Dit betekent dat, zelfs als het aantal vluchten niet drastisch afneemt, de hoeveelheid brandstof die nodig is om hetzelfde aantal passagiers te vervoeren aanzienlijk afneemt. Als gevolg hiervan neemt de vraag naar vliegtuigbrandstof af, met gevolgen voor de gehele oliesector. Het is dan ook niet verwonderlijk dat vliegtuigbrandstof ongeveer 7% van de wereldwijde vraag naar olie vertegenwoordigt, en een daling van de vraag zou de druk op de ruwe olieprijzen kunnen verlichten.
Dalen de vliegprijzen echt?Italiaanse consumenten hopen dat lagere brandstofkosten zich zullen vertalen in lagere vliegtarieven . Deze vergelijking is echter geenszins vanzelfsprekend.

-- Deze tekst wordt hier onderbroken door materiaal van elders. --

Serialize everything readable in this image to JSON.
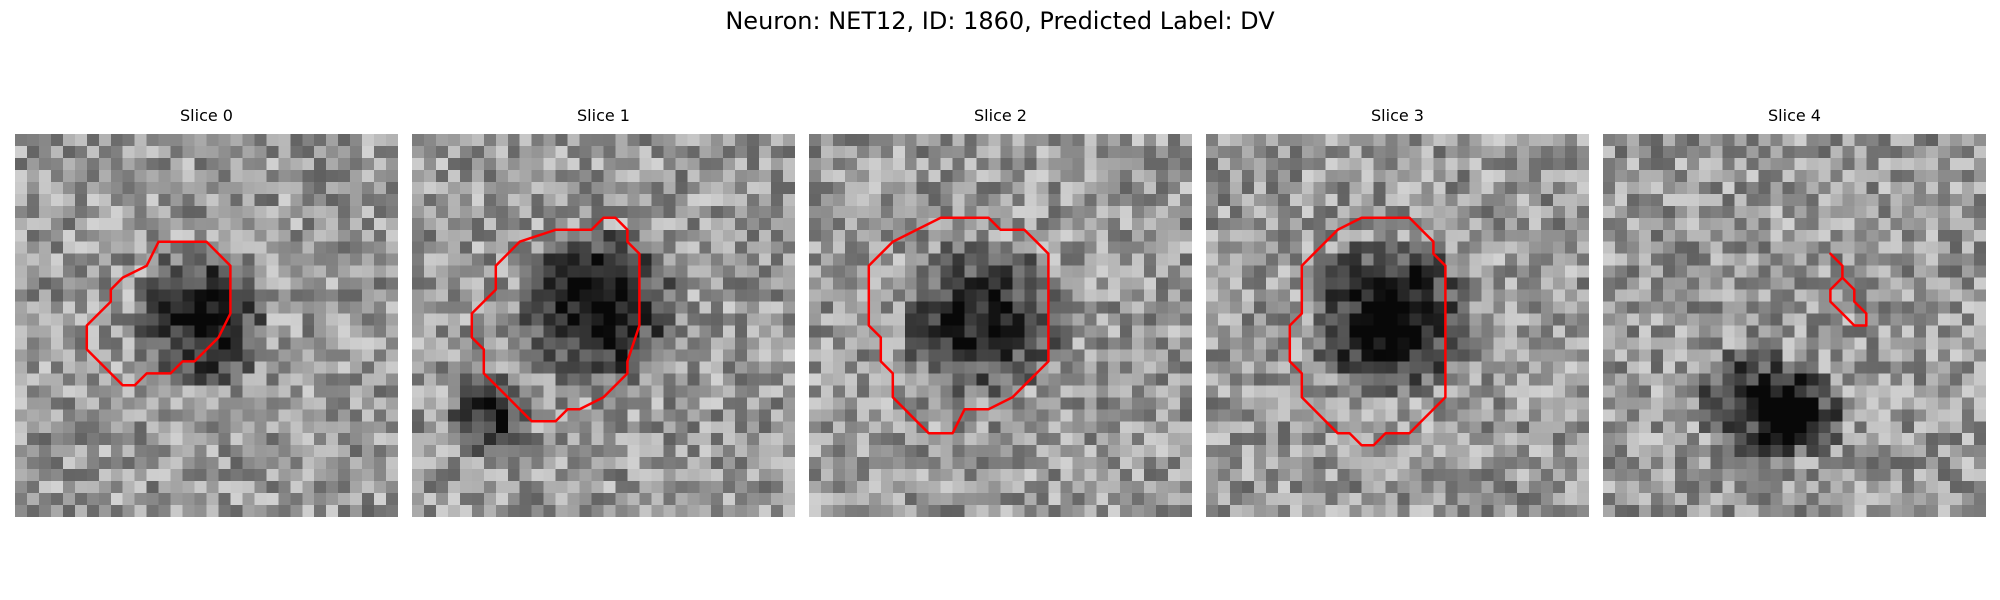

Sterker nog, hoewel een verbeterde vliegtuigefficiëntie en een dalende vraag de operationele kosten van luchtvaartmaatschappijen zouden kunnen verlagen, zouden andere factoren dit effect kunnen tenietdoen.

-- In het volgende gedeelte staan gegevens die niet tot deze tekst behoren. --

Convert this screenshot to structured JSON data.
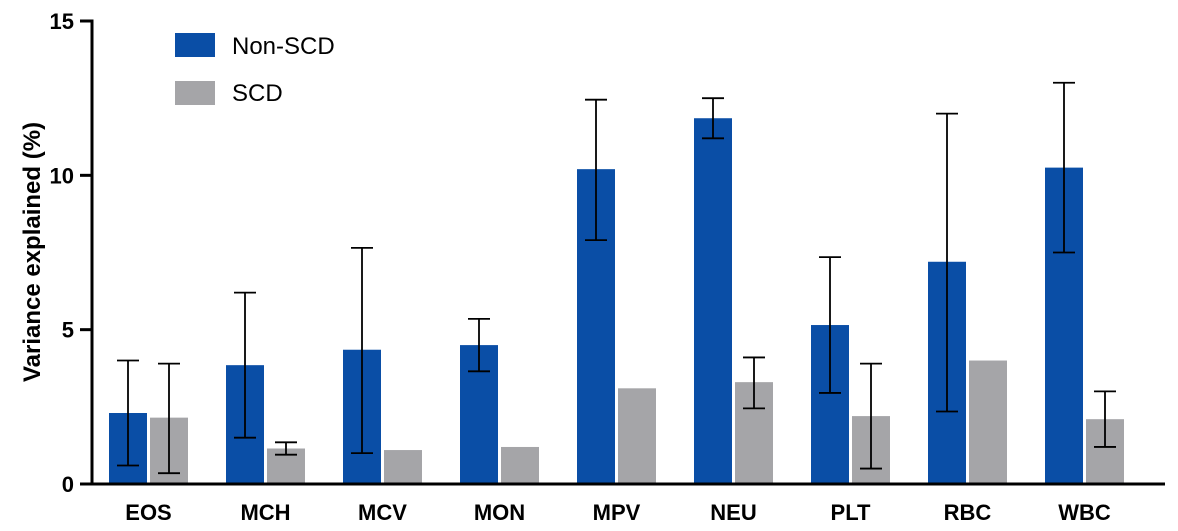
{
  "chart_data": {
    "type": "bar",
    "title": "",
    "xlabel": "",
    "ylabel": "Variance explained (%)",
    "ylim": [
      0,
      15
    ],
    "yticks": [
      "0",
      "5",
      "10",
      "15"
    ],
    "grid": false,
    "legend_position": "top-left",
    "categories": [
      "EOS",
      "MCH",
      "MCV",
      "MON",
      "MPV",
      "NEU",
      "PLT",
      "RBC",
      "WBC"
    ],
    "series": [
      {
        "name": "Non-SCD",
        "color": "#0a4ea6",
        "values": [
          2.3,
          3.85,
          4.35,
          4.5,
          10.2,
          11.85,
          5.15,
          7.2,
          10.25
        ],
        "error_low": [
          0.6,
          1.5,
          1.0,
          3.65,
          7.9,
          11.2,
          2.95,
          2.35,
          7.5
        ],
        "error_high": [
          4.0,
          6.2,
          7.65,
          5.35,
          12.45,
          12.5,
          7.35,
          12.0,
          13.0
        ]
      },
      {
        "name": "SCD",
        "color": "#a5a5a8",
        "values": [
          2.15,
          1.15,
          1.1,
          1.2,
          3.1,
          3.3,
          2.2,
          4.0,
          2.1
        ],
        "error_low": [
          0.35,
          0.95,
          null,
          null,
          null,
          2.45,
          0.5,
          null,
          1.2
        ],
        "error_high": [
          3.9,
          1.35,
          null,
          null,
          null,
          4.1,
          3.9,
          null,
          3.0
        ]
      }
    ]
  }
}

Ten eerste zullen luchtvaartmaatschappijen, geconfronteerd met dalende winsten (door lagere prijzen), waarschijnlijk kiezen voor routekortingen . Als sommige bestemmingen, met name verre bestemmingen, minder winstgevend worden voor luchtvaartmaatschappijen (vooral door de afwezigheid van Chinese of Amerikaanse toeristen), zouden ze kunnen worden geannuleerd of minder frequent kunnen worden uitgevoerd. Het resultaat? Minder concurrentie en dus stabiele of zelfs stijgende prijzen op sommige routes.
Ten tweede worden luchtvaartmaatschappijen geconfronteerd met een onzekere macro-economische omgeving , met onder meer inflatie in de dienstverlening, stijgende personeelskosten en de investeringen die nodig zijn voor de ecologische transitie (waaronder het gebruik van duurzame brandstoffen zoals SAF (Sustainable Aviation Fuel), die veel duurder zijn dan traditionele vliegtuigbrandstof). Ze zullen daarom waarschijnlijk proberen hun marges te behouden en te voorkomen dat ze brandstofbesparingen aan passagiers doorberekenen.
Wat verandert er voor reizigers vanuit Italië?Voor Italiaanse reizigers zal de impact van dit scenario variëren, afhankelijk van de bestemming en het vluchttype . Hier zijn enkele belangrijke gevolgen:
Routes naar de Verenigde Staten en Azië worden mogelijk beperkt of minder frequent uitgevoerd. Het aanbod zal waarschijnlijk worden ingeperkt, wat gevolgen heeft voor de prijzen en beschikbaarheid, vooral tijdens piekperiodes.
Kijkend naar vluchten binnen Europa, blijft de vraag in Europa sterk, hoewel IATA-gegevens een stagnatie van de binnenlandse vluchten in sommige landen laten zien. De prijzen zouden echter hoog kunnen blijven door de verminderde concurrentie op sommige markten.
Er ontstaan kansen voor minder traditionele, maar wel goedkopere bestemmingen . Lowcostmaatschappijen zouden hun aanbod kunnen versterken op routes naar Noord-Afrika, de Balkan en Turkije , waar de kosten lager zijn en de vraag groeit.
Uiteindelijk zullen we nog steeds vliegen, maar waarschijnlijk anders. Minder langeafstandsvluchten, meer regionale routes , efficiëntere vliegtuigen en beter geïnformeerde reiskeuzes. Het "nieuwe normaal" voor vliegreizen is er al: stiller, minder vervuilend... en misschien iets minder toegankelijk.